Mummies go to the doctor

May 10, 1996

Egyptology, once seen as an arts subject, has turned to science to unlock the mysteries of mummies.

Most academic departments still teach Egyptology as a history or language option. But Manchester University has harnessed medical, biomedical and historical expertise to solve the problem of how to study mummified remains without destroying them in the process.

Rosalie David, head of the Manchester centre for biomedical studies and forensic studies in Egyptology, says that mummies fascinate scientists and Egyptologists not only because they can answer questions about life in the ancient world but because they are works of art. Until now, undertaking any detailed analysis of the remains has resulted in their destruction.

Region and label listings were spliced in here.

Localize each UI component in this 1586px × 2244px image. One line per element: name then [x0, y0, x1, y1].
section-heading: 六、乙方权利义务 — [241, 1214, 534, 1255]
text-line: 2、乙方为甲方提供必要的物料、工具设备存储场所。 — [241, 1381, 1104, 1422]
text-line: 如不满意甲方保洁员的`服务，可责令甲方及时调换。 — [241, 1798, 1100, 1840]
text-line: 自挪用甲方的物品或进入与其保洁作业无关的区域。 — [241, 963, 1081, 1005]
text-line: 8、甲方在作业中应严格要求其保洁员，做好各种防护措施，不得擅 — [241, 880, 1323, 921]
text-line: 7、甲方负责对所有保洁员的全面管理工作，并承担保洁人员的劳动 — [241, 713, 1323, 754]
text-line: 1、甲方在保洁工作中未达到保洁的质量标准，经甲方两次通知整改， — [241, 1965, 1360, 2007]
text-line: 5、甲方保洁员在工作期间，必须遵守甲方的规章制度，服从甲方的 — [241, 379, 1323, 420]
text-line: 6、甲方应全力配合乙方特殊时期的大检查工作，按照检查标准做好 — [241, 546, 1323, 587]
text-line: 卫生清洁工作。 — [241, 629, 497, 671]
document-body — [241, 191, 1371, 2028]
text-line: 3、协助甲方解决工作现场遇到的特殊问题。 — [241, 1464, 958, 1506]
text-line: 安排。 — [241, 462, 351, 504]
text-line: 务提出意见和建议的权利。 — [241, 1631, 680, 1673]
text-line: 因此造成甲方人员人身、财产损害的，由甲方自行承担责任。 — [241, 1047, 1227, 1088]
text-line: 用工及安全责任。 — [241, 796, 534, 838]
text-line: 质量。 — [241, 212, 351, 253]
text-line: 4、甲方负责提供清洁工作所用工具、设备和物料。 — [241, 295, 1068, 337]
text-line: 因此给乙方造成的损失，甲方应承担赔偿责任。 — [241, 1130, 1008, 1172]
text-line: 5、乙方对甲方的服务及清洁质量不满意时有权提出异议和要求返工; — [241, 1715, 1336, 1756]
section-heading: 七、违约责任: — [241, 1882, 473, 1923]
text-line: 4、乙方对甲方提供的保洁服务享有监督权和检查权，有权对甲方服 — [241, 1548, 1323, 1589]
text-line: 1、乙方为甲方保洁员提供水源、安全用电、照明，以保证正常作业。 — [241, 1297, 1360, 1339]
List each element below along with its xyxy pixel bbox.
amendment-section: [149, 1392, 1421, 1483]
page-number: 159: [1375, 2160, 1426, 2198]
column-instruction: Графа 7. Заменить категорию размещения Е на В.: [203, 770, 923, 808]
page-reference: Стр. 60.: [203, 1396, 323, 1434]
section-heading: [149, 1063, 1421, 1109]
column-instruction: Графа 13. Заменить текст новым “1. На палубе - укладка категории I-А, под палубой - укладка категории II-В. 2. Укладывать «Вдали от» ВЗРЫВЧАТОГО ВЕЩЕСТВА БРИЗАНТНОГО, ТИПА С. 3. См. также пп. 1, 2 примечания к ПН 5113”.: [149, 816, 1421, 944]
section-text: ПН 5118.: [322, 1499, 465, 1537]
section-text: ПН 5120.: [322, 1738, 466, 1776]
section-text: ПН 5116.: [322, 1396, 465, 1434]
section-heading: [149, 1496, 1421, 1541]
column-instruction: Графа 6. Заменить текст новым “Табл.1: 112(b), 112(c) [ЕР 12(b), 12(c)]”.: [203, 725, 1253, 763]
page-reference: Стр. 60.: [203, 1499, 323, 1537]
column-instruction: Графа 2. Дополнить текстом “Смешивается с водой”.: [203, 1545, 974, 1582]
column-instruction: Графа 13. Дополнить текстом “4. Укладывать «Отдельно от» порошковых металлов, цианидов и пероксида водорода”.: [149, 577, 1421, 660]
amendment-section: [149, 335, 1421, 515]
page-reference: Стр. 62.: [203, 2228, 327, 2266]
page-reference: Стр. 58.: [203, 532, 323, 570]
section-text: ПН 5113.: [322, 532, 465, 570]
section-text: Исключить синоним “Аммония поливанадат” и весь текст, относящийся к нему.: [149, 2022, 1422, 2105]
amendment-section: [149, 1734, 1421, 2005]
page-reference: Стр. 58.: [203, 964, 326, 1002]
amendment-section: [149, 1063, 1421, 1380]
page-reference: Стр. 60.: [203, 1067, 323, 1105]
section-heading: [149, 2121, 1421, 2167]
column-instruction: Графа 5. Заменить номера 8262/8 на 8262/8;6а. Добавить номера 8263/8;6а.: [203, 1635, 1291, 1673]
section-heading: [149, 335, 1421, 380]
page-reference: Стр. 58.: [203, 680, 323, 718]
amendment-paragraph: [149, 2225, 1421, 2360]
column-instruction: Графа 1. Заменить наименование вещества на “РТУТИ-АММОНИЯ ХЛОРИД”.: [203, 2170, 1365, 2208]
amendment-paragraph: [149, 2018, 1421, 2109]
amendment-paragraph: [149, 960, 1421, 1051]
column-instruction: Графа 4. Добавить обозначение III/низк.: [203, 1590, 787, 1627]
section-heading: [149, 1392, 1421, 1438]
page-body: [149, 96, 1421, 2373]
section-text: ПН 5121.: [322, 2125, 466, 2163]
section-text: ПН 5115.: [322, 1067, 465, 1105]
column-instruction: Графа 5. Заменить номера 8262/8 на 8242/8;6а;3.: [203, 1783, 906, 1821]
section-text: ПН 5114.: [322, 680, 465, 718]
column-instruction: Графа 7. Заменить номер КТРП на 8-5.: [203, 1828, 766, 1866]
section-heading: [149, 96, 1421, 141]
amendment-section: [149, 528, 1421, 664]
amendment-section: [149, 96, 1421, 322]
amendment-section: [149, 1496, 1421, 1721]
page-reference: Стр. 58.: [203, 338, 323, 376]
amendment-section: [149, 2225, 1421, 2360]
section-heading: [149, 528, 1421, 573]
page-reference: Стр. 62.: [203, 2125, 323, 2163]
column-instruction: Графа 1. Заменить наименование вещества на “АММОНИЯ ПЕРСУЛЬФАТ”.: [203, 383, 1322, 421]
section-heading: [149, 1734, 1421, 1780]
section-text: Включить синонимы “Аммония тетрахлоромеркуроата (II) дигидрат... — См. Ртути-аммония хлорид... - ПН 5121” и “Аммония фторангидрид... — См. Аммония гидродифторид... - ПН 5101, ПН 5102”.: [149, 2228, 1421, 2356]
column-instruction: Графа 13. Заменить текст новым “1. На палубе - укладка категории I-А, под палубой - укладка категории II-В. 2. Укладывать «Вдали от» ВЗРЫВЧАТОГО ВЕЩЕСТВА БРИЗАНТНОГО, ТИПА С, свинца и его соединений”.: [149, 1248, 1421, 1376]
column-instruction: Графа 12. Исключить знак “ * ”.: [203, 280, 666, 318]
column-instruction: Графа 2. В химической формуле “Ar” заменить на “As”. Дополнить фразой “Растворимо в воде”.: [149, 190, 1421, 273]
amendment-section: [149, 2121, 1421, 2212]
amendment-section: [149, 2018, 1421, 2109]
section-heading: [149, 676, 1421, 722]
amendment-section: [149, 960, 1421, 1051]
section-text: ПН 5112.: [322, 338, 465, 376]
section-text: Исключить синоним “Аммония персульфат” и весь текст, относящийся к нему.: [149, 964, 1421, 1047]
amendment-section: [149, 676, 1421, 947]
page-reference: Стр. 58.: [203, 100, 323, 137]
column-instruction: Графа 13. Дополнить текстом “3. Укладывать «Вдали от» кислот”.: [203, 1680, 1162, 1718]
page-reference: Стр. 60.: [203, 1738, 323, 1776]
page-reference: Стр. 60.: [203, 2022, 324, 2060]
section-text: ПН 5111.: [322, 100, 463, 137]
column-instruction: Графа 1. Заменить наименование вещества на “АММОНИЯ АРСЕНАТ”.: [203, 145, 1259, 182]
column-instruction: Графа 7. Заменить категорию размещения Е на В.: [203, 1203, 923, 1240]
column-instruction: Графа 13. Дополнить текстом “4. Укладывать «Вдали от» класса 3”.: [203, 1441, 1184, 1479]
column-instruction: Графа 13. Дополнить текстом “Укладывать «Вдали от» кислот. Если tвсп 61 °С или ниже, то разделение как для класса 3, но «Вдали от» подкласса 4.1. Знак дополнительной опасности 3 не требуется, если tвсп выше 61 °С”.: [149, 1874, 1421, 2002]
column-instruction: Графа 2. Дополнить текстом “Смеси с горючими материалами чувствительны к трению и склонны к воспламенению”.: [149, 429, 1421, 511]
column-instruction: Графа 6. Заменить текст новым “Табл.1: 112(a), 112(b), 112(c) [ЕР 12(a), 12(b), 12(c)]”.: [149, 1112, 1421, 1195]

Instead of unwrapping and conducting autopsies on the mummies, the Manchester research is perfecting a technique using industrial endoscopes. These are inserted deep in the tissue of the mummies to produce biopsies for analysis. The mummified tissue is then rehydrated so that a piece of 4,000-year-old lung tissue closely resembles a similar sample today.

Medics play a key role in Dr David's research. "In order to really understand the lifestyles of Egyptian civilisations we need to construct multi-disciplinary teams not only to develop scientific techniques of analysis but also to understand the diet, funerary beliefs and diseases which dominated at the time," she says.

Thanks to a recent Leverhulme Trust award Dr David will be focusing her work on the 5,000-year history of a parasitic disease known as schistosomiasis or bilharziasis. The disease affects 200-300 million people worldwide today. Data from the mummies will be used to make comparisons with cases today and work out epidemiological patterns.

Better methods of prevention, diagnosis and treatment can hopefully then be developed to help today's sufferers.

Manchester University has one of the largest collections of mummies in the world, second in Britain only to the British Museum. Many were collected by a wealthy textile merchant in the 19th century and the earliest examples date back to 1900bc. A complete tomb group and numerous tiny animal remains are among the collection. Earlier this year a Scottish family donated a mummy kept in the attic for years.

Dr David's team's reputation has spread. She and her team were recently invited to examine mummified remains at other centres in Britain and abroad, notably for the University of Cairo and Macquarie University of Australia at their excavations in Egypt.